Anirudh Chandramouli

2papers

2 Papers

CRJan 28, 2022
Perfectly-Secure Synchronous MPC with Asynchronous Fallback Guarantees

Ananya Appan, Anirudh Chandramouli, Ashish Choudhury

Secure multi-party computation (MPC) is a fundamental problem in secure distributed computing. An MPC protocol allows a set of $n$ mutually distrusting parties to carry out any joint computation of their private inputs, without disclosing any additional information about their inputs. MPC with information-theoretic security provides the strongest security guarantees and remains secure even against computationally unbounded adversaries. Perfectly-secure MPC protocols is a class of information-theoretically secure MPC protocols, which provides all the security guarantees in an error-free fashion.
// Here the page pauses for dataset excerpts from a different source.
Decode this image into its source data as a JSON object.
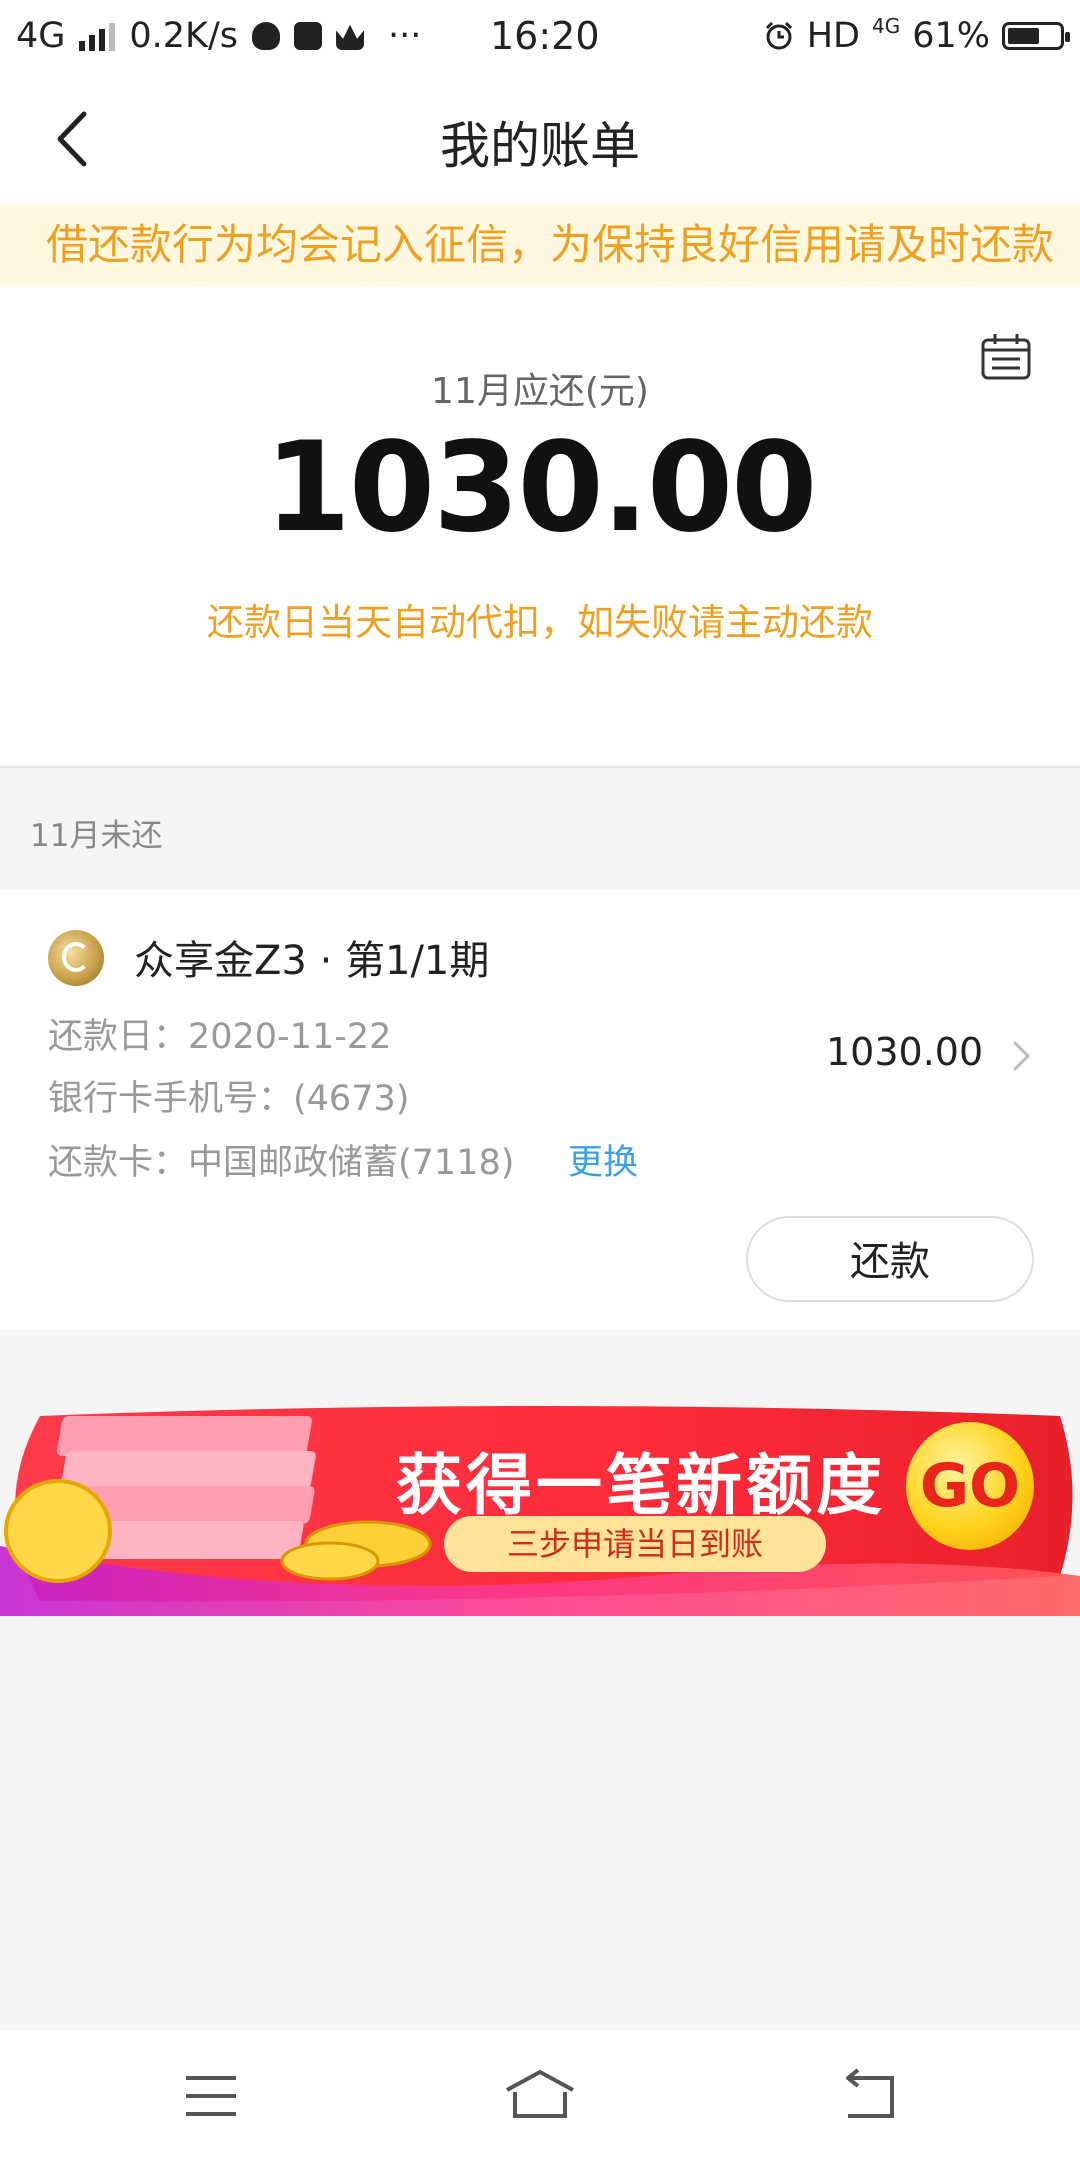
{
  "status_bar": {
    "network": "4G",
    "speed": "0.2K/s",
    "dots": "···",
    "time": "16:20",
    "hd": "HD",
    "net_type": "4G",
    "battery_text": "61%",
    "battery_level": 0.61
  },
  "header": {
    "title": "我的账单"
  },
  "notice": {
    "text": "借还款行为均会记入征信，为保持良好信用请及时还款"
  },
  "summary": {
    "label": "11月应还(元)",
    "amount": "1030.00",
    "note": "还款日当天自动代扣，如失败请主动还款"
  },
  "section": {
    "label": "11月未还"
  },
  "bill": {
    "product": "众享金Z3 · 第1/1期",
    "due_date": "还款日：2020-11-22",
    "bank_phone": "银行卡手机号：(4673)",
    "card": "还款卡：中国邮政储蓄(7118)",
    "change_label": "更换",
    "amount": "1030.00",
    "pay_label": "还款"
  },
  "banner": {
    "title": "获得一笔新额度",
    "subtitle": "三步申请当日到账",
    "go": "GO"
  },
  "colors": {
    "accent": "#f0a020",
    "link": "#3aa0e8",
    "banner_red": "#ff2b3a",
    "banner_purple": "#c21fd0"
  }
}
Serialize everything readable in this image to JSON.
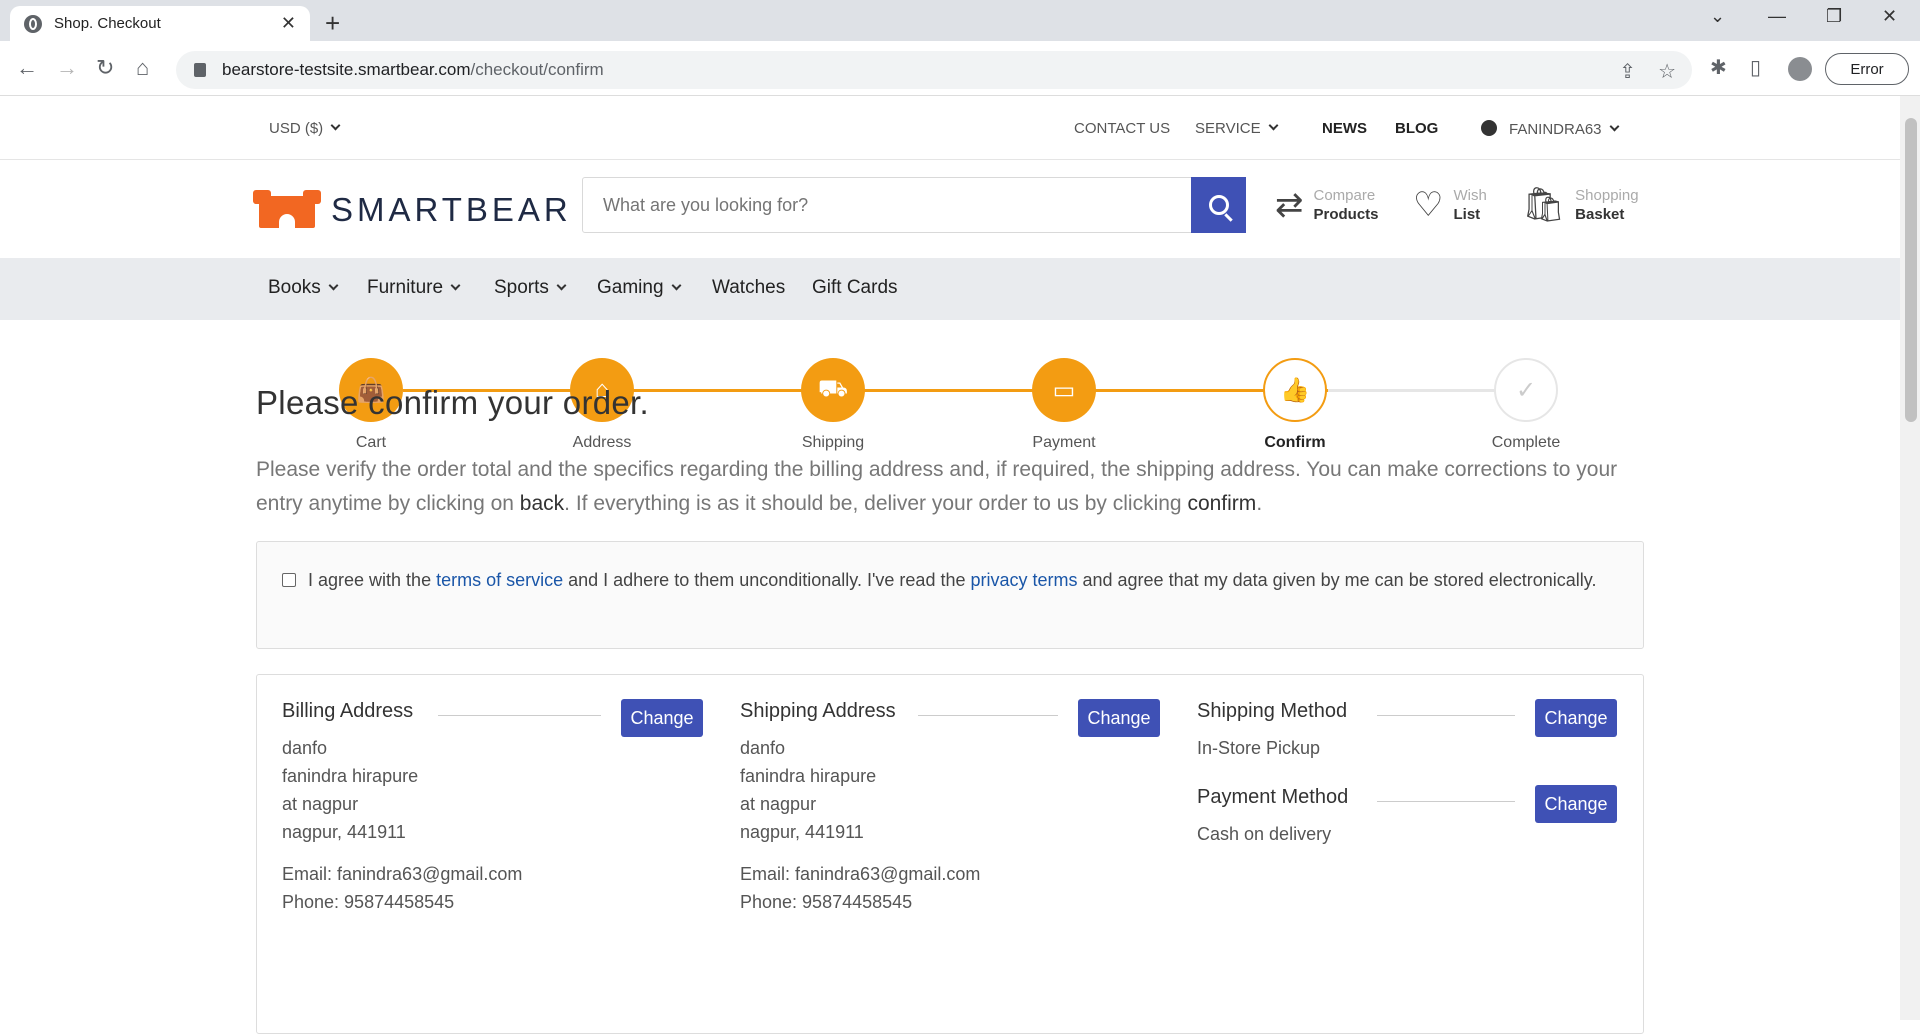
{
  "browser": {
    "tab_title": "Shop. Checkout",
    "url_host": "bearstore-testsite.smartbear.com",
    "url_path": "/checkout/confirm",
    "error_label": "Error"
  },
  "topbar": {
    "currency": "USD ($)",
    "contact": "CONTACT US",
    "service": "SERVICE",
    "news": "NEWS",
    "blog": "BLOG",
    "user": "FANINDRA63"
  },
  "header": {
    "brand": "SMARTBEAR",
    "search_placeholder": "What are you looking for?",
    "compare_top": "Compare",
    "compare_bottom": "Products",
    "wish_top": "Wish",
    "wish_bottom": "List",
    "basket_top": "Shopping",
    "basket_bottom": "Basket"
  },
  "categories": [
    "Books",
    "Furniture",
    "Sports",
    "Gaming",
    "Watches",
    "Gift Cards"
  ],
  "steps": [
    {
      "label": "Cart",
      "icon": "bag-icon"
    },
    {
      "label": "Address",
      "icon": "home-icon"
    },
    {
      "label": "Shipping",
      "icon": "truck-icon"
    },
    {
      "label": "Payment",
      "icon": "credit-card-icon"
    },
    {
      "label": "Confirm",
      "icon": "thumbs-up-icon"
    },
    {
      "label": "Complete",
      "icon": "check-icon"
    }
  ],
  "page": {
    "title": "Please confirm your order.",
    "intro_1": "Please verify the order total and the specifics regarding the billing address and, if required, the shipping address. You can make corrections to your entry anytime by clicking on ",
    "intro_back": "back",
    "intro_2": ". If everything is as it should be, deliver your order to us by clicking ",
    "intro_confirm": "confirm",
    "intro_3": "."
  },
  "terms": {
    "t1": "I agree with the ",
    "tos": "terms of service",
    "t2": " and I adhere to them unconditionally. I've read the ",
    "privacy": "privacy terms",
    "t3": " and agree that my data given by me can be stored electronically."
  },
  "billing": {
    "title": "Billing Address",
    "change": "Change",
    "company": "danfo",
    "name": "fanindra hirapure",
    "street": "at nagpur",
    "city": "nagpur, 441911",
    "email": "Email:  fanindra63@gmail.com",
    "phone": "Phone: 95874458545"
  },
  "shipping": {
    "title": "Shipping Address",
    "change": "Change",
    "company": "danfo",
    "name": "fanindra hirapure",
    "street": "at nagpur",
    "city": "nagpur, 441911",
    "email": "Email:  fanindra63@gmail.com",
    "phone": "Phone: 95874458545"
  },
  "shipping_method": {
    "title": "Shipping Method",
    "change": "Change",
    "value": "In-Store Pickup"
  },
  "payment_method": {
    "title": "Payment Method",
    "change": "Change",
    "value": "Cash on delivery"
  },
  "colors": {
    "accent": "#f39c12",
    "primary_button": "#3f51b5",
    "link": "#1a56a8"
  }
}
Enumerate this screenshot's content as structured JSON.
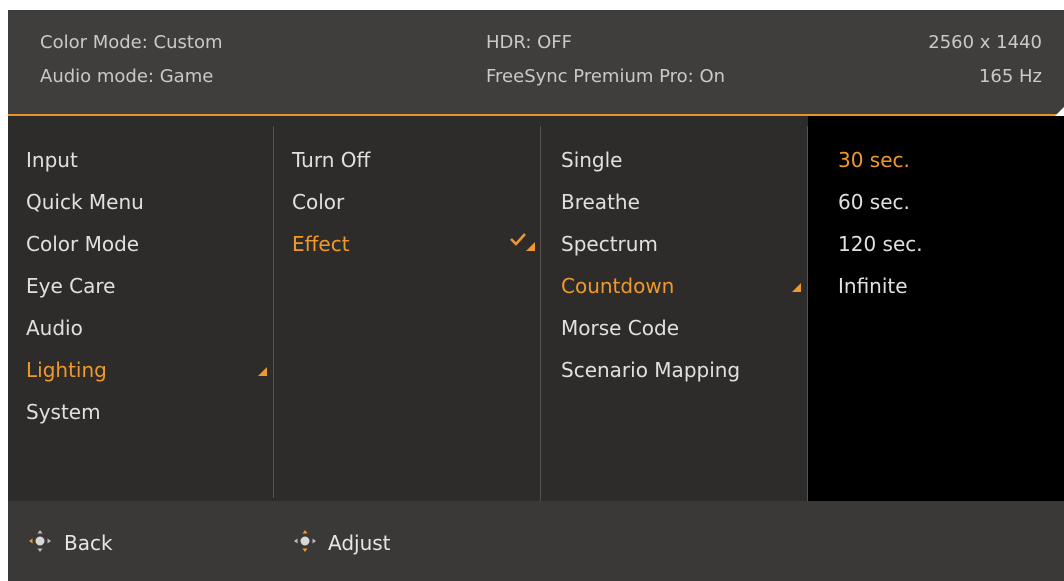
{
  "header": {
    "color_mode": "Color Mode: Custom",
    "audio_mode": "Audio mode: Game",
    "hdr": "HDR: OFF",
    "freesync": "FreeSync Premium Pro: On",
    "resolution": "2560 x 1440",
    "refresh_rate": "165 Hz"
  },
  "main_menu": {
    "items": [
      "Input",
      "Quick Menu",
      "Color Mode",
      "Eye Care",
      "Audio",
      "Lighting",
      "System"
    ],
    "selected": "Lighting"
  },
  "lighting_menu": {
    "items": [
      "Turn Off",
      "Color",
      "Effect"
    ],
    "selected": "Effect"
  },
  "effect_menu": {
    "items": [
      "Single",
      "Breathe",
      "Spectrum",
      "Countdown",
      "Morse Code",
      "Scenario Mapping"
    ],
    "selected": "Countdown"
  },
  "countdown_menu": {
    "items": [
      "30 sec.",
      "60 sec.",
      "120 sec.",
      "Infinite"
    ],
    "selected": "30 sec."
  },
  "footer": {
    "back_label": "Back",
    "adjust_label": "Adjust"
  },
  "colors": {
    "accent": "#f0982c",
    "background": "#2d2c2a",
    "header_bg": "#403e3c"
  },
  "icons": {
    "back": "joystick-nav-icon",
    "adjust": "joystick-adjust-icon",
    "check": "check-icon"
  }
}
The focus of this work is perfectly-secure MPC. Known protocols are designed assuming either a synchronous or asynchronous communication network. It is well known that perfectly-secure synchronous MPC protocol is possible as long as adversary can corrupt any $t_s < n/3$ parties. On the other hand, perfectly-secure asynchronous MPC protocol can tolerate up to $t_a < n/4$ corrupt parties. A natural question is does there exist a single MPC protocol for the setting where the parties are not aware of the exact network type and which can tolerate up to $t_s < n/3$ corruptions in a synchronous network and up to $t_a < n/4$ corruptions in an asynchronous network. We design such a best-of-both-worlds perfectly-secure MPC protocol, provided $3t_s + t_a < n$ holds. For designing our protocol, we design two important building blocks, which are of independent interest. The first building block is a best-of-both-worlds Byzantine agreement (BA) protocol tolerating $t < n/3$ corruptions and which remains secure, both in a synchronous as well as asynchronous network. The second building block is a polynomial-based best-of-both-worlds verifiable secret-sharing (VSS) protocol, which can tolerate up to $t_s$ and $t_a$ corruptions in a synchronous and in an asynchronous network respectively.

CRDec 21, 2021
A Survey on Perfectly-Secure Verifiable Secret-Sharing

Anirudh Chandramouli, Ashish Choudhury, Arpita Patra

Verifiable Secret-Sharing (VSS) is a fundamental primitive in secure distributed computing. It is used as a building block in several distributed computing tasks, such as Byzantine agreement and secure multi-party computation. In this article, we consider VSS schemes with perfect security, tolerating computationally unbounded adversaries. We comprehensively survey the existing perfectly-secure VSS schemes in three different communication settings, namely synchronous, asynchronous and hybrid setting and provide full details of the existing schemes in these settings. The aim of this survey is to provide a clear knowledge and foundation to researchers who are interested in knowing and extending the state-of-the-art perfectly-secure VSS schemes.